I. A maioria dos contratos empregatícios é pactuada sem termo final preestabelecido, e a forma mais comum de ruptura de tais contratos é a dispensa arbitrária ou despedida sem justa causa. Não obstante, tal modalidade de ruptura contratual não pode ser exercida quando da presença das garantias jurídicas em favor da manutenção do emprego (exemplo, representante obreiro no Conselho Nacional de Previdência Social). O desrespeito a tais garantias enseja o reconhecimento da nulidade da despedida sem justa causa e a consequente readmissão ao emprego ou, conforme o caso, o pagamento de indenização correspondente.
II. A aposentadoria por tempo de serviço constitui modalidade extintiva do contrato de emprego. Em tal hipótese de extinção contratual, estará o empregador desobrigado do pagamento ao empregado da multa de 40% sobre o saldo depositado na conta vinculada do FGTS.
III. A justa causa se trata de motivo, previsto em lei, que autoriza a extinção do contrato de emprego por culpa daquele que cometeu a infração.
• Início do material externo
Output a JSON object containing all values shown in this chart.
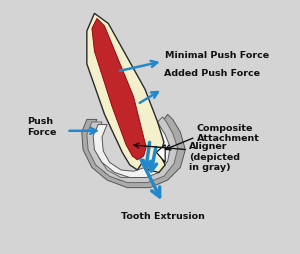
{
  "background_color": "#d4d4d4",
  "tooth_outer_color": "#f5f0cc",
  "tooth_outline_color": "#2a2a2a",
  "tooth_inner_red_color": "#c0252a",
  "tooth_inner_red_edge": "#8b0000",
  "aligner_white_color": "#f0f0f0",
  "aligner_gray_color": "#c0c0c0",
  "aligner_dark_color": "#909090",
  "aligner_edge_color": "#444444",
  "arrow_blue_color": "#2288cc",
  "arrow_black_color": "#111111",
  "labels": {
    "minimal_push": "Minimal Push Force",
    "added_push": "← Added Push Force",
    "composite": "Composite\nAttachment",
    "aligner": "Aligner\n(depicted\nin gray)",
    "tooth_extrusion": "Tooth Extrusion",
    "push_force": "Push\nForce"
  },
  "label_fontsize": 6.8,
  "label_color": "#111111"
}
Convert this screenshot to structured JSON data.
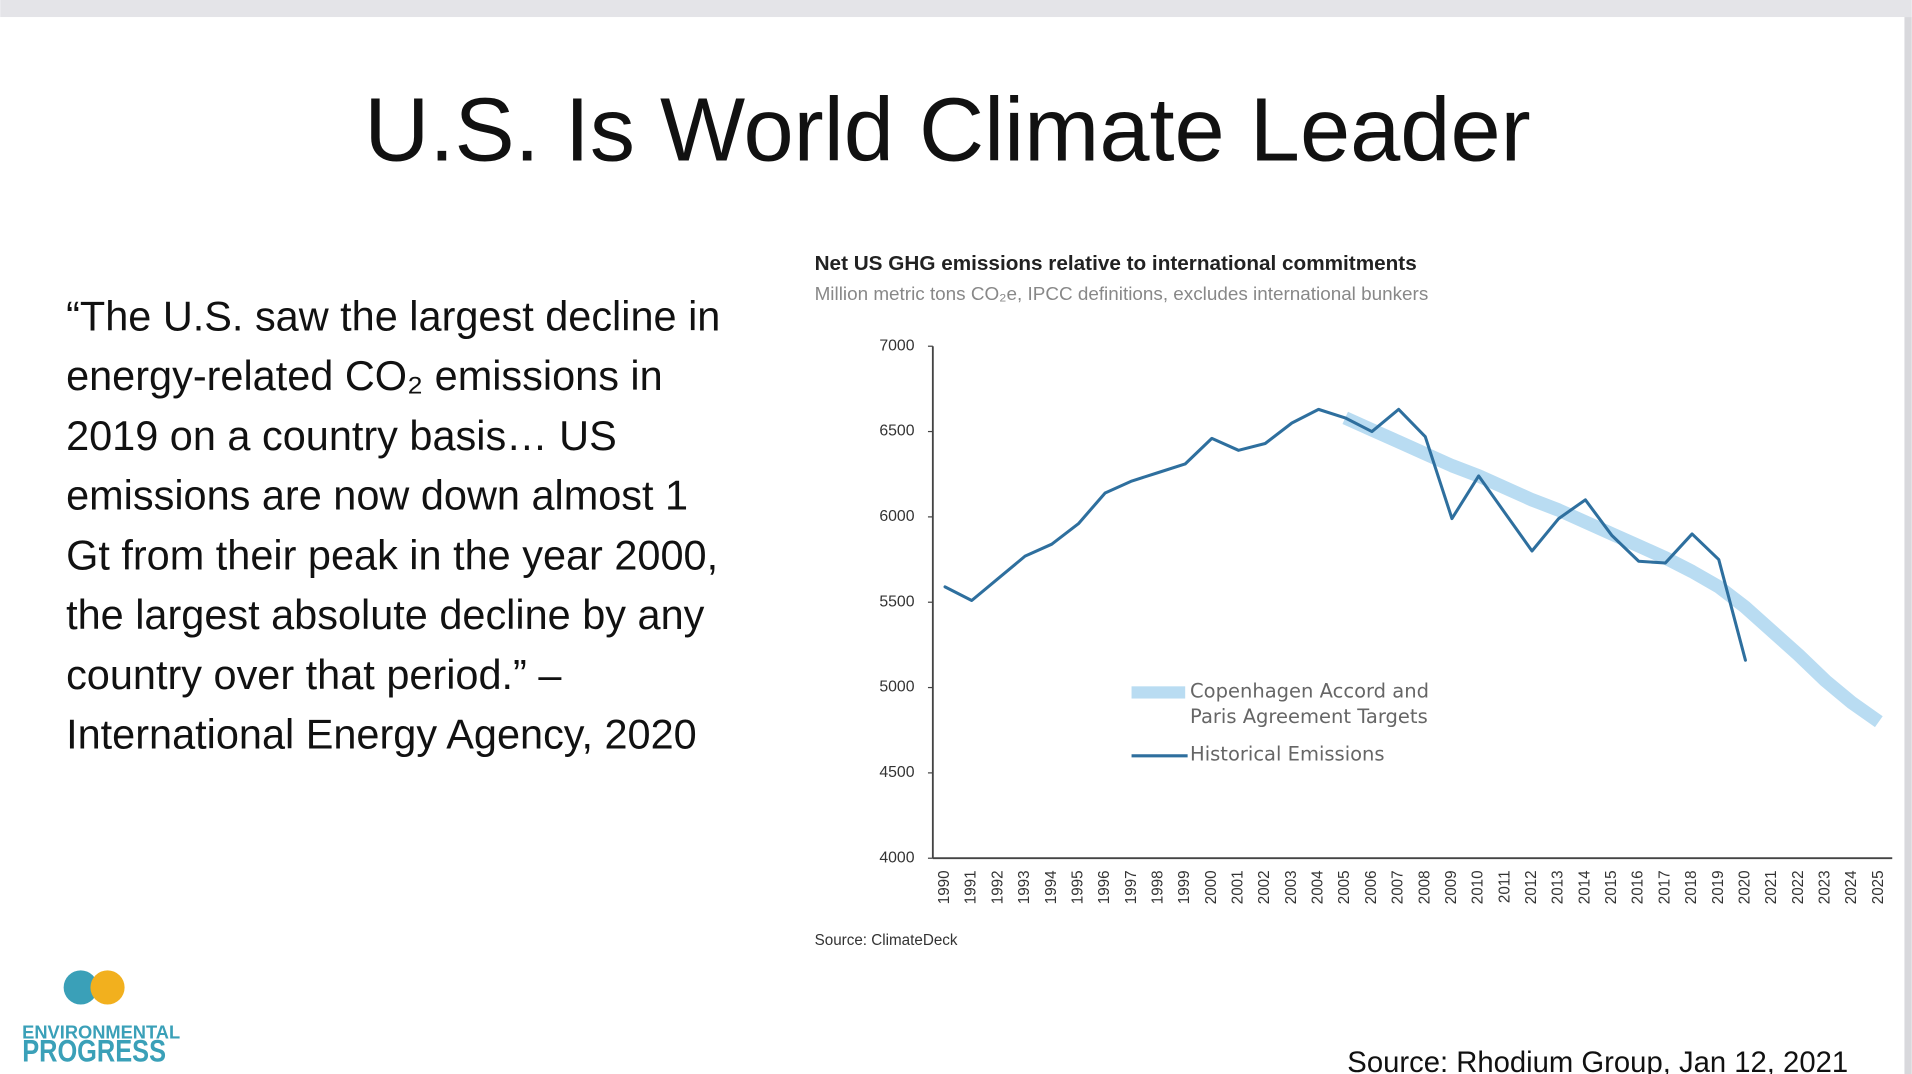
{
  "title": "U.S. Is World Climate Leader",
  "quote": "“The U.S. saw the largest decline in energy-related CO₂ emissions in 2019 on a country basis… US emissions are now down almost 1 Gt from their peak in the year 2000, the largest absolute decline by any country over that period.” – International Energy Agency, 2020",
  "logo": {
    "line1": "ENVIRONMENTAL",
    "line2": "PROGRESS"
  },
  "source": "Source: Rhodium Group, Jan 12, 2021",
  "chart_data": {
    "type": "line",
    "title": "Net US GHG emissions relative to international commitments",
    "subtitle": "Million metric tons CO₂e, IPCC definitions, excludes international bunkers",
    "source": "Source: ClimateDeck",
    "categories": [
      "1990",
      "1991",
      "1992",
      "1993",
      "1994",
      "1995",
      "1996",
      "1997",
      "1998",
      "1999",
      "2000",
      "2001",
      "2002",
      "2003",
      "2004",
      "2005",
      "2006",
      "2007",
      "2008",
      "2009",
      "2010",
      "2011",
      "2012",
      "2013",
      "2014",
      "2015",
      "2016",
      "2017",
      "2018",
      "2019",
      "2020",
      "2021",
      "2022",
      "2023",
      "2024",
      "2025"
    ],
    "series": [
      {
        "name": "Copenhagen Accord and Paris Agreement Targets",
        "color": "#b9dcf2",
        "style": "band",
        "values": [
          null,
          null,
          null,
          null,
          null,
          null,
          null,
          null,
          null,
          null,
          null,
          null,
          null,
          null,
          null,
          6580,
          6510,
          6440,
          6370,
          6300,
          6240,
          6170,
          6100,
          6040,
          5970,
          5900,
          5830,
          5760,
          5680,
          5590,
          5470,
          5330,
          5190,
          5040,
          4910,
          4800
        ]
      },
      {
        "name": "Historical Emissions",
        "color": "#2e6f9e",
        "style": "line",
        "values": [
          5590,
          5510,
          5640,
          5770,
          5840,
          5960,
          6140,
          6210,
          6260,
          6310,
          6460,
          6390,
          6430,
          6550,
          6630,
          6580,
          6500,
          6630,
          6470,
          5990,
          6240,
          6020,
          5800,
          5990,
          6100,
          5890,
          5740,
          5730,
          5900,
          5750,
          5160,
          null,
          null,
          null,
          null,
          null
        ]
      }
    ],
    "ylim": [
      4000,
      7000
    ],
    "yticks": [
      4000,
      4500,
      5000,
      5500,
      6000,
      6500,
      7000
    ],
    "grid": false
  }
}
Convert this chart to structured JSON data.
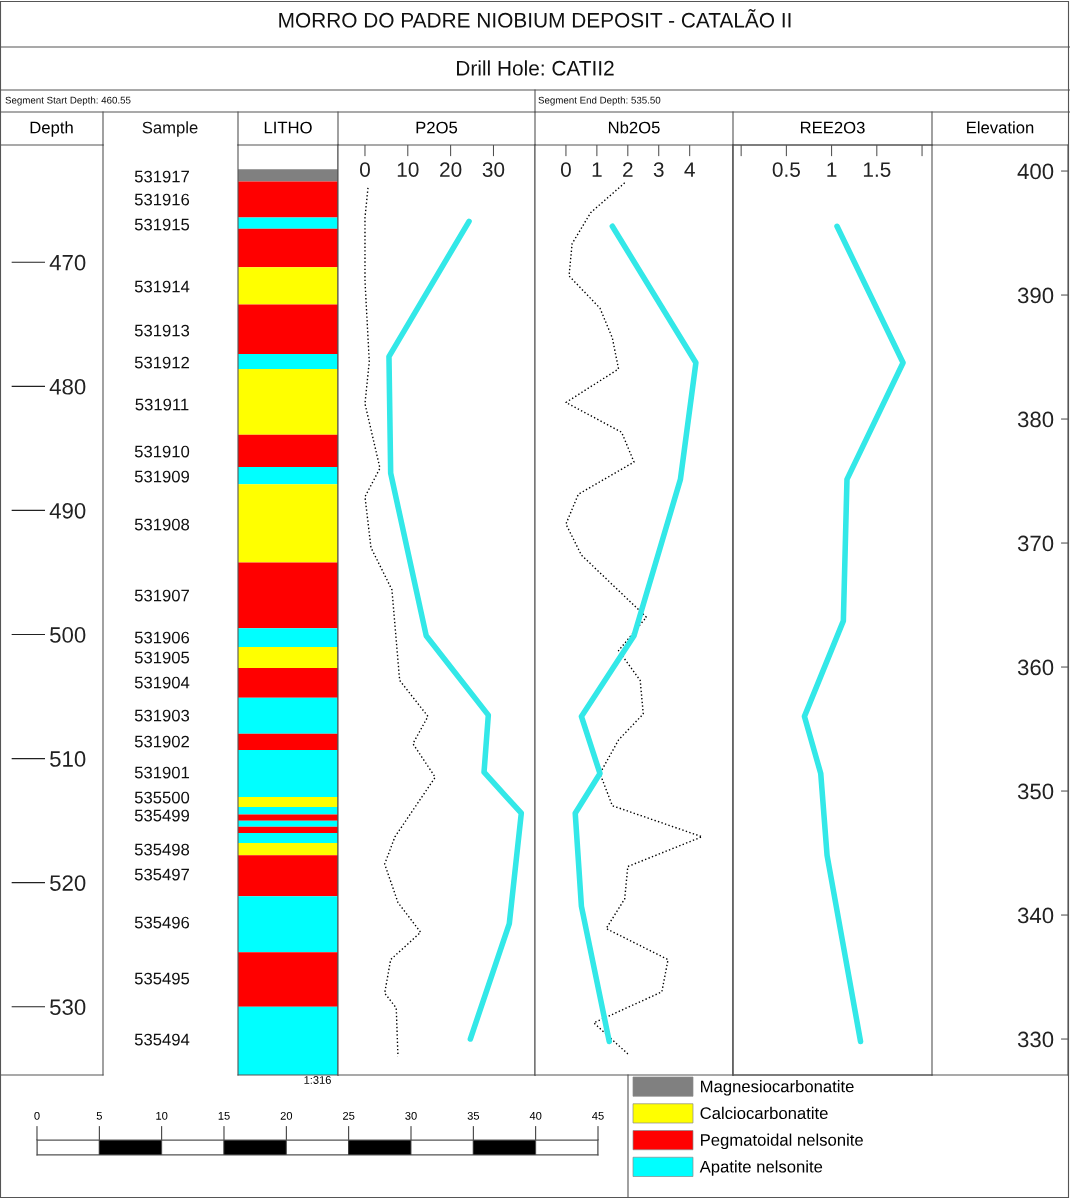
{
  "chart_data": [
    {
      "type": "bar",
      "xlabel": "LITHO",
      "ylabel": "Depth",
      "categories": [
        null
      ],
      "ylim": [
        535.5,
        460.55
      ],
      "yticks": [
        470,
        480,
        490,
        500,
        510,
        520,
        530
      ],
      "tick_labels": "y",
      "legend": "bottom",
      "annotations": [
        "MORRO DO PADRE NIOBIUM DEPOSIT - CATALÃO II",
        "Drill Hole: CATII2",
        "Segment Start Depth: 460.55",
        "Segment End Depth: 535.50",
        "Sample",
        "531917",
        "531916",
        "531915",
        "531914",
        "531913",
        "531912",
        "531911",
        "531910",
        "531909",
        "531908",
        "531907",
        "531906",
        "531905",
        "531904",
        "531903",
        "531902",
        "531901",
        "535500",
        "535499",
        "535498",
        "535497",
        "535496",
        "535495",
        "535494"
      ],
      "series": [
        {
          "name": "Magnesiocarbonatite",
          "color": "#808080",
          "base": [
            462.5
          ],
          "values": [
            1.0
          ]
        },
        {
          "color": "#ff0000",
          "base": [
            463.5
          ],
          "values": [
            2.9
          ]
        },
        {
          "color": "#00ffff",
          "base": [
            466.4
          ],
          "values": [
            0.9
          ]
        },
        {
          "color": "#ff0000",
          "base": [
            467.3
          ],
          "values": [
            3.1
          ]
        },
        {
          "name": "Calciocarbonatite",
          "color": "#ffff00",
          "base": [
            470.4
          ],
          "values": [
            3.0
          ]
        },
        {
          "name": "Pegmatoidal nelsonite",
          "color": "#ff0000",
          "base": [
            473.4
          ],
          "values": [
            4.0
          ]
        },
        {
          "name": "Apatite nelsonite",
          "color": "#00ffff",
          "base": [
            477.4
          ],
          "values": [
            1.2
          ]
        },
        {
          "color": "#ffff00",
          "base": [
            478.6
          ],
          "values": [
            5.3
          ]
        },
        {
          "color": "#ff0000",
          "base": [
            483.9
          ],
          "values": [
            2.6
          ]
        },
        {
          "color": "#00ffff",
          "base": [
            486.5
          ],
          "values": [
            1.4
          ]
        },
        {
          "color": "#ffff00",
          "base": [
            487.9
          ],
          "values": [
            6.3
          ]
        },
        {
          "color": "#ff0000",
          "base": [
            494.2
          ],
          "values": [
            5.3
          ]
        },
        {
          "color": "#00ffff",
          "base": [
            499.5
          ],
          "values": [
            1.5
          ]
        },
        {
          "color": "#ffff00",
          "base": [
            501.0
          ],
          "values": [
            1.7
          ]
        },
        {
          "color": "#ff0000",
          "base": [
            502.7
          ],
          "values": [
            2.4
          ]
        },
        {
          "color": "#00ffff",
          "base": [
            505.1
          ],
          "values": [
            2.9
          ]
        },
        {
          "color": "#ff0000",
          "base": [
            508.0
          ],
          "values": [
            1.3
          ]
        },
        {
          "color": "#00ffff",
          "base": [
            509.3
          ],
          "values": [
            3.8
          ]
        },
        {
          "color": "#ffff00",
          "base": [
            513.1
          ],
          "values": [
            0.8
          ]
        },
        {
          "color": "#00ffff",
          "base": [
            513.9
          ],
          "values": [
            0.6
          ]
        },
        {
          "color": "#ff0000",
          "base": [
            514.5
          ],
          "values": [
            0.5
          ]
        },
        {
          "color": "#00ffff",
          "base": [
            515.0
          ],
          "values": [
            0.5
          ]
        },
        {
          "color": "#ff0000",
          "base": [
            515.5
          ],
          "values": [
            0.5
          ]
        },
        {
          "color": "#00ffff",
          "base": [
            516.0
          ],
          "values": [
            0.8
          ]
        },
        {
          "color": "#ffff00",
          "base": [
            516.8
          ],
          "values": [
            1.0
          ]
        },
        {
          "color": "#ff0000",
          "base": [
            517.8
          ],
          "values": [
            3.3
          ]
        },
        {
          "color": "#00ffff",
          "base": [
            521.1
          ],
          "values": [
            4.5
          ]
        },
        {
          "color": "#ff0000",
          "base": [
            525.6
          ],
          "values": [
            4.4
          ]
        },
        {
          "color": "#00ffff",
          "base": [
            530.0
          ],
          "values": [
            5.5
          ]
        }
      ]
    },
    {
      "type": "line",
      "orientation": "horizontal",
      "title": "P2O5",
      "xlim": [
        -6.3,
        39.7
      ],
      "xticks": [
        0,
        10,
        20,
        30
      ],
      "ylim": [
        535.5,
        460.55
      ],
      "tick_labels": "x",
      "series": [
        {
          "color": "#000000",
          "line_style": "dotted",
          "x": [
            464.0,
            466.4,
            471.5,
            478.0,
            481.4,
            486.6,
            488.9,
            493.0,
            496.4,
            503.7,
            506.6,
            508.8,
            511.5,
            516.3,
            518.5,
            521.6,
            524.0,
            526.2,
            528.9,
            530.1,
            534.0
          ],
          "values": [
            0.7,
            0.0,
            0.0,
            1.0,
            0.0,
            3.5,
            0.0,
            1.4,
            6.3,
            8.1,
            14.7,
            11.2,
            16.4,
            7.0,
            4.6,
            7.7,
            13.0,
            6.0,
            4.6,
            7.3,
            7.7
          ]
        },
        {
          "color": "#33e8e8",
          "line_style": "solid",
          "x": [
            466.7,
            477.6,
            487.0,
            500.1,
            506.5,
            511.1,
            514.4,
            523.3,
            532.6
          ],
          "values": [
            24.3,
            5.6,
            6.0,
            14.3,
            28.8,
            27.8,
            36.5,
            33.7,
            24.6
          ]
        }
      ]
    },
    {
      "type": "line",
      "orientation": "horizontal",
      "title": "Nb2O5",
      "xlim": [
        -1.0,
        5.4
      ],
      "xticks": [
        0,
        1,
        2,
        3,
        4
      ],
      "ylim": [
        535.5,
        460.55
      ],
      "tick_labels": "x",
      "series": [
        {
          "color": "#000000",
          "line_style": "dotted",
          "x": [
            463.6,
            466.0,
            468.5,
            471.1,
            473.7,
            476.1,
            478.6,
            481.3,
            483.7,
            486.1,
            488.7,
            491.1,
            493.6,
            498.6,
            501.3,
            503.7,
            506.4,
            508.5,
            511.2,
            513.8,
            516.3,
            518.7,
            521.3,
            523.7,
            526.2,
            528.8,
            531.3,
            533.8
          ],
          "values": [
            1.9,
            0.8,
            0.2,
            0.1,
            1.1,
            1.5,
            1.7,
            0.0,
            1.8,
            2.2,
            0.4,
            0.0,
            0.5,
            2.6,
            1.7,
            2.4,
            2.5,
            1.7,
            1.1,
            1.5,
            4.4,
            2.0,
            1.9,
            1.3,
            3.3,
            3.1,
            0.9,
            2.0
          ]
        },
        {
          "color": "#33e8e8",
          "line_style": "solid",
          "x": [
            467.1,
            478.1,
            487.5,
            500.1,
            506.6,
            511.2,
            514.4,
            521.9,
            532.8
          ],
          "values": [
            1.5,
            4.2,
            3.7,
            2.2,
            0.5,
            1.1,
            0.3,
            0.5,
            1.4
          ]
        }
      ]
    },
    {
      "type": "line",
      "orientation": "horizontal",
      "title": "REE2O3",
      "y2label": "Elevation",
      "xlim": [
        -0.09,
        2.11
      ],
      "xticks": [
        {
          "value": 0,
          "label": null
        },
        0.5,
        1,
        1.5,
        {
          "value": 2,
          "label": null
        }
      ],
      "ylim": [
        535.5,
        460.55
      ],
      "y2lim": [
        327.1,
        402.1
      ],
      "y2ticks": [
        330,
        340,
        350,
        360,
        370,
        380,
        390,
        400
      ],
      "series": [
        {
          "color": "#33e8e8",
          "line_style": "solid",
          "x": [
            467.1,
            478.1,
            487.5,
            498.9,
            506.6,
            511.2,
            517.8,
            532.8
          ],
          "values": [
            1.06,
            1.79,
            1.17,
            1.13,
            0.7,
            0.88,
            0.95,
            1.32
          ]
        }
      ]
    },
    {
      "type": "bar",
      "orientation": "horizontal",
      "stacked": true,
      "title": "1:316",
      "categories": [
        null
      ],
      "xlim": [
        0,
        45
      ],
      "xticks": [
        0,
        5,
        10,
        15,
        20,
        25,
        30,
        35,
        40,
        45
      ],
      "tick_labels": "x",
      "series": [
        {
          "color": "#ffffff",
          "values": [
            5
          ]
        },
        {
          "color": "#000000",
          "values": [
            5
          ]
        },
        {
          "color": "#ffffff",
          "values": [
            5
          ]
        },
        {
          "color": "#000000",
          "values": [
            5
          ]
        },
        {
          "color": "#ffffff",
          "values": [
            5
          ]
        },
        {
          "color": "#000000",
          "values": [
            5
          ]
        },
        {
          "color": "#ffffff",
          "values": [
            5
          ]
        },
        {
          "color": "#000000",
          "values": [
            5
          ]
        },
        {
          "color": "#ffffff",
          "values": [
            5
          ]
        }
      ]
    }
  ]
}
Para apuração do cometimento da justa causa, diante da aplicação no direito do trabalho do princípío protetivo, necessário, em qualquer caso, o aforamento da ação judicial de inquérito.
IV. A incontinência de conduta, como falta grave, trata-se de conduta culposa do empregado que atinja a moral, sob a ótica sexual e desde que afete o contrato de emprego ou o ambiente de trabalho.